JetPack 7.2 ships Jetson Linux 39.2, CUDA 13.2.1, TensorRT 10.16.2, Yocto recipes, Orin support, ISO installs, and Thor MIG preview. Full breakdown.

What JetPack 7.2 Actually Bundles

JetPack 7.2 pulls the core edge AI stack onto a single, versioned baseline: Jetson Linux 39.2 for the board support package, CUDA 13.2.1 for the compute layer, and TensorRT 10.16.2 for optimized inference. Treating these as one coordinated release matters because the driver, runtime, and inference libraries have to agree on ABI and kernel support.
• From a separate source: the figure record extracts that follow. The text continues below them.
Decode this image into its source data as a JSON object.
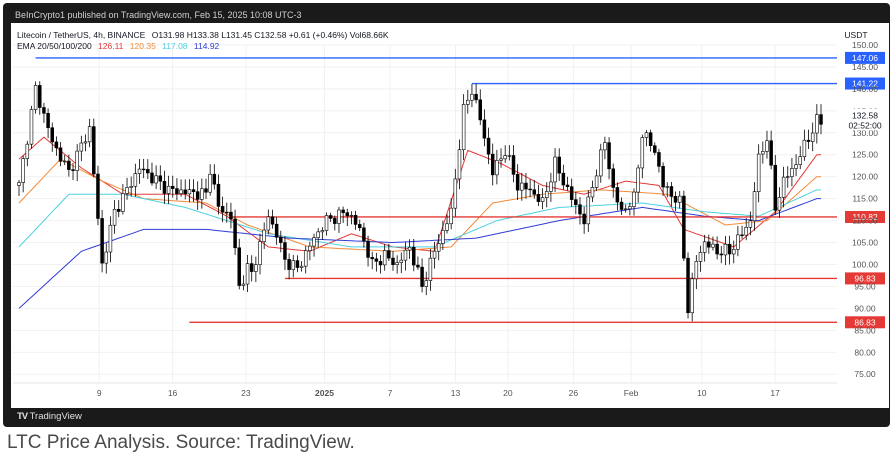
{
  "header_text": "BeInCrypto1 published on TradingView.com, Feb 15, 2025 10:08 UTC-3",
  "footer_logo": "TradingView",
  "caption": "LTC Price Analysis. Source: TradingView.",
  "legend": {
    "line1_prefix": "Litecoin / TetherUS, 4h, BINANCE",
    "ohlc": "O131.98  H133.38  L131.45  C132.58  +0.61 (+0.46%)  Vol68.66K",
    "ema_label": "EMA 20/50/100/200",
    "ema_values": [
      {
        "value": "126.11",
        "color": "#e53935"
      },
      {
        "value": "120.35",
        "color": "#f28b39"
      },
      {
        "value": "117.08",
        "color": "#4dd0e1"
      },
      {
        "value": "114.92",
        "color": "#2f3bd6"
      }
    ]
  },
  "colors": {
    "up_candle": "#ffffff",
    "down_candle": "#000000",
    "support_line": "#e53935",
    "resistance_line": "#2962ff",
    "ema20": "#e53935",
    "ema50": "#f28b39",
    "ema100": "#4dd0e1",
    "ema200": "#2f3bd6"
  },
  "chart_data": {
    "type": "candlestick",
    "symbol": "Litecoin / TetherUS",
    "timeframe": "4h",
    "exchange": "BINANCE",
    "currency": "USDT",
    "y_range": [
      73,
      150
    ],
    "y_ticks": [
      75,
      80,
      85,
      90,
      95,
      100,
      105,
      110,
      115,
      120,
      125,
      130,
      135,
      140,
      145,
      150
    ],
    "x_ticks": [
      "9",
      "16",
      "23",
      "2025",
      "7",
      "13",
      "20",
      "26",
      "Feb",
      "10",
      "17"
    ],
    "last_price": "132.58",
    "countdown": "02:52:00",
    "horizontal_levels": [
      {
        "label": "147.06",
        "value": 147.06,
        "kind": "resistance"
      },
      {
        "label": "141.22",
        "value": 141.22,
        "kind": "resistance"
      },
      {
        "label": "110.82",
        "value": 110.82,
        "kind": "support"
      },
      {
        "label": "96.83",
        "value": 96.83,
        "kind": "support"
      },
      {
        "label": "86.83",
        "value": 86.83,
        "kind": "support"
      }
    ],
    "price_keypoints": [
      [
        0,
        118
      ],
      [
        4,
        140
      ],
      [
        8,
        128
      ],
      [
        12,
        121
      ],
      [
        17,
        131
      ],
      [
        20,
        100
      ],
      [
        23,
        112
      ],
      [
        29,
        122
      ],
      [
        36,
        117
      ],
      [
        45,
        116
      ],
      [
        46,
        122
      ],
      [
        48,
        113
      ],
      [
        51,
        111
      ],
      [
        53,
        95
      ],
      [
        55,
        99
      ],
      [
        56,
        98
      ],
      [
        60,
        111
      ],
      [
        62,
        107
      ],
      [
        64,
        101
      ],
      [
        67,
        99
      ],
      [
        71,
        106
      ],
      [
        74,
        110
      ],
      [
        79,
        112
      ],
      [
        82,
        108
      ],
      [
        85,
        100
      ],
      [
        88,
        102
      ],
      [
        91,
        100
      ],
      [
        94,
        104
      ],
      [
        97,
        95
      ],
      [
        100,
        103
      ],
      [
        104,
        112
      ],
      [
        107,
        135
      ],
      [
        109,
        140
      ],
      [
        111,
        133
      ],
      [
        114,
        121
      ],
      [
        117,
        126
      ],
      [
        120,
        118
      ],
      [
        123,
        117
      ],
      [
        126,
        114
      ],
      [
        129,
        123
      ],
      [
        133,
        115
      ],
      [
        136,
        110
      ],
      [
        138,
        118
      ],
      [
        141,
        128
      ],
      [
        143,
        117
      ],
      [
        145,
        112
      ],
      [
        148,
        115
      ],
      [
        150,
        130
      ],
      [
        153,
        126
      ],
      [
        155,
        118
      ],
      [
        159,
        114
      ],
      [
        161,
        90
      ],
      [
        163,
        101
      ],
      [
        165,
        105
      ],
      [
        168,
        103
      ],
      [
        171,
        103
      ],
      [
        174,
        107
      ],
      [
        176,
        110
      ],
      [
        178,
        124
      ],
      [
        180,
        129
      ],
      [
        182,
        113
      ],
      [
        184,
        119
      ],
      [
        187,
        123
      ],
      [
        189,
        127
      ],
      [
        192,
        132.58
      ]
    ],
    "ema_keypoints": {
      "EMA 20": [
        [
          0,
          124
        ],
        [
          6,
          129
        ],
        [
          15,
          122
        ],
        [
          25,
          116
        ],
        [
          40,
          116
        ],
        [
          50,
          111
        ],
        [
          60,
          104
        ],
        [
          70,
          103
        ],
        [
          80,
          107
        ],
        [
          90,
          104
        ],
        [
          100,
          103
        ],
        [
          108,
          126
        ],
        [
          116,
          123
        ],
        [
          126,
          118
        ],
        [
          136,
          116
        ],
        [
          146,
          119
        ],
        [
          154,
          118
        ],
        [
          160,
          108
        ],
        [
          172,
          104
        ],
        [
          182,
          112
        ],
        [
          192,
          125
        ]
      ],
      "EMA 50": [
        [
          0,
          114
        ],
        [
          10,
          124
        ],
        [
          20,
          119
        ],
        [
          30,
          115
        ],
        [
          45,
          114
        ],
        [
          55,
          109
        ],
        [
          70,
          104
        ],
        [
          90,
          103
        ],
        [
          104,
          104
        ],
        [
          114,
          114
        ],
        [
          126,
          116
        ],
        [
          140,
          117
        ],
        [
          156,
          116
        ],
        [
          170,
          109
        ],
        [
          180,
          110
        ],
        [
          192,
          120
        ]
      ],
      "EMA 100": [
        [
          0,
          104
        ],
        [
          12,
          116
        ],
        [
          25,
          116
        ],
        [
          40,
          113
        ],
        [
          60,
          107
        ],
        [
          80,
          104
        ],
        [
          100,
          104
        ],
        [
          115,
          110
        ],
        [
          130,
          113
        ],
        [
          150,
          114
        ],
        [
          165,
          112
        ],
        [
          178,
          111
        ],
        [
          192,
          117
        ]
      ],
      "EMA 200": [
        [
          0,
          90
        ],
        [
          15,
          103
        ],
        [
          30,
          108
        ],
        [
          45,
          108
        ],
        [
          65,
          106
        ],
        [
          90,
          105
        ],
        [
          110,
          106
        ],
        [
          130,
          110
        ],
        [
          150,
          113
        ],
        [
          165,
          111
        ],
        [
          178,
          110
        ],
        [
          192,
          115
        ]
      ]
    }
  }
}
When you pin all three to the JetPack 7.2 baseline, you avoid the mismatch bugs that show up when a CUDA runtime is newer than the kernel modules shipped in the BSP.

The practical takeaway is to standardize your fleet on the full JetPack 7.2 set rather than upgrading components piecemeal. Record the exact CUDA 13.2.1 and TensorRT 10.16.2 versions in your build manifests so a device that misbehaves can be compared against a known-good reference.

Flashing and Reproducible Provisioning

This release adds ISO installs and Yocto recipes alongside the usual flashing path, which changes how you think about provisioning. ISO installs make it easier to bring a Jetson up the way you would a standard Linux box, which lowers the barrier for engineers who don't live in the embedded tooling every day. Yocto recipes go the other direction: they let you fold the Jetson image into a fully declarative build so the OS, kernel, and your application layer are produced from source-controlled definitions.

  • Use ISO installs for bench work, prototyping, and one-off devices where speed of setup matters more than reproducibility.
  • Use Yocto recipes for production fleets, where you need every image to be byte-for-byte auditable and rebuildable from a pinned manifest.
  • Keep Orin devices on the same JetPack 7.2 baseline as newer hardware so one image definition can target the whole fleet.

MIG on Thor and Partitioning Inference

The Thor MIG preview brings multi-instance GPU partitioning to the edge. MIG carves a single GPU into isolated slices, each with its own memory and compute allocation, so several models or tenants can run without contending for the whole device. On an edge box that has to serve a few different workloads at once — say a detection model, a tracking model, and a small language model — partitioning gives each one predictable resources instead of letting a spike in one starve the others.

Because this is a preview, treat it as something to validate rather than depend on. Prototype your partition layout, measure whether the isolation actually holds under your real traffic, and keep a non-MIG fallback configuration ready. Preview features can shift behavior between releases, so isolate anything that assumes MIG is present behind a config flag.

A Migration Approach That Won't Bite You

Because JetPack 7.2 spans both older Orin hardware and the newer Thor line, plan the upgrade as a staged rollout rather than a flag day. Bring up a small canary group first, confirm your models still build and run under CUDA 13.2.1 and TensorRT 10.16.2, and only then push the image to the rest of the fleet.

Rebuild your TensorRT engines against the exact runtime shipped in this release rather than reusing serialized engines from an earlier stack, since engine files are tied to specific library and hardware combinations. Capture the working image with a Yocto recipe once it passes validation, so the next device you provision inherits the same tested configuration instead of drifting.